Hello neighbors! You can be a cougar (fucking hand) with a lot of dignity. You can also be a duck but, if you are like the Benasque duck, you have fallen with the whole team. The Benasque duck (papanatas tolai) belongs to a harmful, annoying, unhealthy and dangerous species. A bad bug. In Benasque they have hunted a papanatas tolai, a duck that was signed like this: ‘Duck’.
Benasque is up there in the Aragonese Pyrenees, close to Catalonia, in the old county of La Ribagorza. It concentrates languages such as Aragonese, Catalan and Gascon, as well as a transitional speech known as Benasqués or Patués. Also Spanish, of course. Free linguistic problems, what Isabel Díaz Ayuso would say.
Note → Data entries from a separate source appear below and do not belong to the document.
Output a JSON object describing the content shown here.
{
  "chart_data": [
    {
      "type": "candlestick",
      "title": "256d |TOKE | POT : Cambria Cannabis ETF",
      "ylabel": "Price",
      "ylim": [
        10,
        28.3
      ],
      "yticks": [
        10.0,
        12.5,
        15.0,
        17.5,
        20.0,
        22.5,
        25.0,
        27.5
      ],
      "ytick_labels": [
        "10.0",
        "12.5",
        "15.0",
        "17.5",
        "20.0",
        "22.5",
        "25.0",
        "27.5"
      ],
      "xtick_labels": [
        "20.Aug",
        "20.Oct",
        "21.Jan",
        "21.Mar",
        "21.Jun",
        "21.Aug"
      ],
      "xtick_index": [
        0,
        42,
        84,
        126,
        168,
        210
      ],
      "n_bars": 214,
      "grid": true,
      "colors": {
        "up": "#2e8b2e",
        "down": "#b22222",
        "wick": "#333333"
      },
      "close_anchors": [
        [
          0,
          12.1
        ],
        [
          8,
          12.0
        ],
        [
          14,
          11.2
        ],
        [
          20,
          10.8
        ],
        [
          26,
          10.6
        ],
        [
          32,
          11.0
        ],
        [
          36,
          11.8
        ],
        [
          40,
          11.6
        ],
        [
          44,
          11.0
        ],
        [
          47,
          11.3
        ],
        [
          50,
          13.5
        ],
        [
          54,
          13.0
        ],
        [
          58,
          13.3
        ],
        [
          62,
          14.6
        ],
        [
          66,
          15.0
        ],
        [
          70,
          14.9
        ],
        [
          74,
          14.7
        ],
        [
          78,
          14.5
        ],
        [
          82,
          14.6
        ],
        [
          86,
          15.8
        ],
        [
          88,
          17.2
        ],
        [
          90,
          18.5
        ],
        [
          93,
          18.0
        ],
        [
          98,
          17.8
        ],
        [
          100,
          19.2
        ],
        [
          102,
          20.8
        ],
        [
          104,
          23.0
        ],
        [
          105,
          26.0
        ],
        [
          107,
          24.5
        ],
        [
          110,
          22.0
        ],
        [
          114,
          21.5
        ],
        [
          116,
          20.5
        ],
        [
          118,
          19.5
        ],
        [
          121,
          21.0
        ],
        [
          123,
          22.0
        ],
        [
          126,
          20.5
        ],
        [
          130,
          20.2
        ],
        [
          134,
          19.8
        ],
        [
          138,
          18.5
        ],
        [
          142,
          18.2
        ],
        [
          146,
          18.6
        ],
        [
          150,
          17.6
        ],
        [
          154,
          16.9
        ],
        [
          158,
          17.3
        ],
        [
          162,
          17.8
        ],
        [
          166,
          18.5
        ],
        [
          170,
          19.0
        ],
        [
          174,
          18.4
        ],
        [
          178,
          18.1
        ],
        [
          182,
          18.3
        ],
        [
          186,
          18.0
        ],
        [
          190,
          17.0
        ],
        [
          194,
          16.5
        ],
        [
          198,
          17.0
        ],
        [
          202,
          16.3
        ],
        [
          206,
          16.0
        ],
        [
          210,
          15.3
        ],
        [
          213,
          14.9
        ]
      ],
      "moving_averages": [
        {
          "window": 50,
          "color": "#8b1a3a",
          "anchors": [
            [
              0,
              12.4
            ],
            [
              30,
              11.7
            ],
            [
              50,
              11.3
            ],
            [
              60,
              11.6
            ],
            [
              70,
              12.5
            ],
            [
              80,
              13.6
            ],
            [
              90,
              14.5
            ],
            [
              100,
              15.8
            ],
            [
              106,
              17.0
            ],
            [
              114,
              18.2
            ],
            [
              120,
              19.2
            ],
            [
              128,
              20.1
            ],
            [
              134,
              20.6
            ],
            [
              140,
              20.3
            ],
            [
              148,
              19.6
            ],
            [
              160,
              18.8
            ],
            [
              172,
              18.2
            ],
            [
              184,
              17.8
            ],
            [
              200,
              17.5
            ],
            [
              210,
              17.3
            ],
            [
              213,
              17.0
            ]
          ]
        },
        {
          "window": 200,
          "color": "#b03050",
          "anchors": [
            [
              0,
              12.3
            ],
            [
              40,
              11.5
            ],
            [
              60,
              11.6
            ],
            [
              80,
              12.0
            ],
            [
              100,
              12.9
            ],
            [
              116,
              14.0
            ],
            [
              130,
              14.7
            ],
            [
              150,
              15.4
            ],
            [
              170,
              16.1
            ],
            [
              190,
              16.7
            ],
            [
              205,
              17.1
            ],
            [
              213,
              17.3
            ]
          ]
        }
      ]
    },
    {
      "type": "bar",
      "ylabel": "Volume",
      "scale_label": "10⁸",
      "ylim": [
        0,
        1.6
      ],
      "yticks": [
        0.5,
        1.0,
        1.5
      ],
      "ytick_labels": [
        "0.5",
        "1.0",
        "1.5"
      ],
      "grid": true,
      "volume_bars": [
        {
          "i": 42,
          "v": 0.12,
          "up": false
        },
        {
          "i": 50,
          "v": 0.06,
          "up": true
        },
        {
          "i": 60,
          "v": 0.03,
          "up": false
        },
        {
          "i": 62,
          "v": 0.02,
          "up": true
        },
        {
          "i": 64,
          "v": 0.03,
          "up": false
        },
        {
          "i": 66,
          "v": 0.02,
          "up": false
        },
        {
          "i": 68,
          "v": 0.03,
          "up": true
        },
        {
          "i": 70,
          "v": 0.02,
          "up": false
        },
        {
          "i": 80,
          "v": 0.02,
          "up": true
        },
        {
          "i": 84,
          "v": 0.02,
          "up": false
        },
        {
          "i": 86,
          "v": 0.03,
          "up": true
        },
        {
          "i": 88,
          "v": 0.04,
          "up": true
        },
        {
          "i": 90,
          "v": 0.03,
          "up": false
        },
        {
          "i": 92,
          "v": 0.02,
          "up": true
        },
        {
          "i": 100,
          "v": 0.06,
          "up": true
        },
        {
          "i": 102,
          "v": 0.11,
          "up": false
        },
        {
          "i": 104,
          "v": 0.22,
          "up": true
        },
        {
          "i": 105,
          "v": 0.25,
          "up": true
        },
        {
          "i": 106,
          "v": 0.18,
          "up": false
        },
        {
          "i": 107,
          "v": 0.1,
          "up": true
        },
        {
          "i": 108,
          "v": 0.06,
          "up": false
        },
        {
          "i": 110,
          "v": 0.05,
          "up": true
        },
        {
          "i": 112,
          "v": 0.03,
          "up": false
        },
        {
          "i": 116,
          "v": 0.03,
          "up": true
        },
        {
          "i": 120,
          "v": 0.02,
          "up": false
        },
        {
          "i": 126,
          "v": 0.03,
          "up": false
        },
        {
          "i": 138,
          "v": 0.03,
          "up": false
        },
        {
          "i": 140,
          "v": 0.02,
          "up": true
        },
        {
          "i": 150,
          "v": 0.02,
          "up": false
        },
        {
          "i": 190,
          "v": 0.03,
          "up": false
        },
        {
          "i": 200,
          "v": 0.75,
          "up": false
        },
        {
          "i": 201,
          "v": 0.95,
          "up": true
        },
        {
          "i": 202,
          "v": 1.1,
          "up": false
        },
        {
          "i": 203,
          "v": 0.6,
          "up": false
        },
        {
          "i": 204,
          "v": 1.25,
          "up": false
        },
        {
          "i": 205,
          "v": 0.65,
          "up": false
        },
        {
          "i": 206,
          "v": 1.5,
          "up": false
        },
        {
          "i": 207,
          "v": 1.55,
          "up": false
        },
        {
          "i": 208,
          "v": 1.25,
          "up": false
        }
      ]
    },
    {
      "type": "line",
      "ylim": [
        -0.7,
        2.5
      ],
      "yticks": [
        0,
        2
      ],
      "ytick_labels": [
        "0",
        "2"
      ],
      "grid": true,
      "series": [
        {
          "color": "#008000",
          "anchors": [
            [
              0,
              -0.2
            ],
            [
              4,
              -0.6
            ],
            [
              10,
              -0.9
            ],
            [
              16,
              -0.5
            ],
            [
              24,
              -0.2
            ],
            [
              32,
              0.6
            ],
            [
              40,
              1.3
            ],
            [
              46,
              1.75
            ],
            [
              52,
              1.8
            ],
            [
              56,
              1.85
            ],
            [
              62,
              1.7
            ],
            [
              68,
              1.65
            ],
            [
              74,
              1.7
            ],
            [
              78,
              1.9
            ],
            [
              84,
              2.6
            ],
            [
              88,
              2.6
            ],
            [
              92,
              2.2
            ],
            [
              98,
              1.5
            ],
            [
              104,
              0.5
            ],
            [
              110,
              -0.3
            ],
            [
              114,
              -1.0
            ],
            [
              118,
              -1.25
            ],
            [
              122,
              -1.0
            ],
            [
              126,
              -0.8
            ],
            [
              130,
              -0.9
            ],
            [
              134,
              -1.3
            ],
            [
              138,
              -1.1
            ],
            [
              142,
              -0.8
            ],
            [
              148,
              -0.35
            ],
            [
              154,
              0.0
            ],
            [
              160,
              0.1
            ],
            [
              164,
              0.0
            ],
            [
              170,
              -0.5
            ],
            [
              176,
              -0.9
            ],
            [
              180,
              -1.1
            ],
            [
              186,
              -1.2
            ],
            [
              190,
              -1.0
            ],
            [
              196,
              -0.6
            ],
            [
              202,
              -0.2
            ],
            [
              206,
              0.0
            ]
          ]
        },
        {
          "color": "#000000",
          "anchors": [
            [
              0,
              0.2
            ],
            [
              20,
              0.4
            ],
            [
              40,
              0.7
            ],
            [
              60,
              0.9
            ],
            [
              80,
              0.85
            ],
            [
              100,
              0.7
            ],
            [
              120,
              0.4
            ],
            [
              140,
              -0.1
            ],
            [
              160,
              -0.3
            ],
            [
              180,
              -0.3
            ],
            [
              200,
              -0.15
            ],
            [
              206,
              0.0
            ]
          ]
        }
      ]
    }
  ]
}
The town and the valley of Benasque -or ‘Valle Escondido’-, with the Cerler winter resort, the Posets-Maladeta natural park, the Aneto peak and the natural monument of the Pyrenean Glaciers, bring together landscape and environmental attractions of great worth. The town preserves a charming mountain atmosphere with constructions in which stone, wood and slate abound. Some of singular interest are the church of Santa María la Mayor, the Palace of the Counts of Ribagorza, Casa Juste, Casa Faure or the medieval bridge. Well, in such a welcoming, caring and picturesque space, the papanatas tolai, or Benasque duck, has been doing its thing without any respect, consideration or the slightest trace of common sense.
The Benasque duck was arrested on April 12 by the Civil Guard and is a 21-year-old zangolotino who, since the beginning of March, has been vandalizing the town. More than 80 graffiti in 43 different locations. In a first estimate, they reach damages valued at 9,279 euros, although the definitive appraisal is awaited by the different insurance companies of communities and establishments affected by the cave-dwelling activities of the clumsy duck. The judge has released him with charges. It seems fair to me. But leave Benasque like a whistle.
The Benasque duck was arrested on April 12 by the Civil Guard and is a 21-year-old zangolotino who, since the beginning of March, has been vandalizing the town
The curious thing about the matter is that the duck seems to be possessed -or possessed- by a double personality. As in ‘The Strange Case of Dr. Jekyll and Mr. Hyde’, the novella written by Robert Louis Stevenson. The Benasque duck appears to have an intellectual and philosophical side through the use of quotes copied from authors such as Ernest Hemingway or Charles Bukowski, who by the way have been working for a long time using the black spray can. And he alternates it by bringing to light a rude, machirula drive and ‘tell me what you brag about and I’ll tell you what you lack’: male genitalia that, as everyone knows, is not pleasant to see. Argh.
‘That, and that cats overcome taking care of themselves was the only good luck that man had’, four lines of text on a garage entrance. ‘I am a genius and no one knows it but me’, on a stone wall. ‘The balanced man is crazy’ -this could have been a clue to locate him-, ‘Man was born to die’, ‘The definition of life is only problems’, ‘The cat is the greatest anarchist. The rat is the true underground. The dog is the biggest imbecile’, -poor dog-. What do you want me to tell you: I prefer Banksy. Anyway, this is the ‘cultured’ part.
And then there is the coarse part, that of painting piles in public places, containers, traffic signs, stone facades, ornaments on public roads, private property, garage entrances, building walls, shop windows, posters and other places. Some of the pililas go with the autograph signature: Pato. Damn, duck, taking care not to erase traces of the crime, you’re a figure. Especially if you have sown crime throughout a population of 2,200 inhabitants. With a lot of tourism, yes. But where the landlines all know each other.
Apart from leaving Benasque like a whistle, I think that the Benasque duck should receive some kind of training that would bring him profit in terms of American literature, philology and literary creation -plagiarism is not good-. From 2011 to 2015, María Luz Gabás, a novelist with a degree in English philology, who lived in California for a year, was mayor of Benasque (for the PP). Gabás has published Palm trees in the snow, Return to your skin, Like fire in the ice and The heartbeat of the earth. A course taught by the former mayor may have contributed to returning the duck to an honest, useful life with a future.
Very different is the obsessive theme of the pililas. At 21 years old you can’t go through life painting dicks That’s done with three or four, in Primary. And because it gives a lot of laughter in the children’s universe. But at the age of doing the military service – that the duck from Benasque would have gotten a good military service from the movies, the juvenile judge Emilio Calatayud already assures it – if you continue painting cocks, it is that you need a sexologist.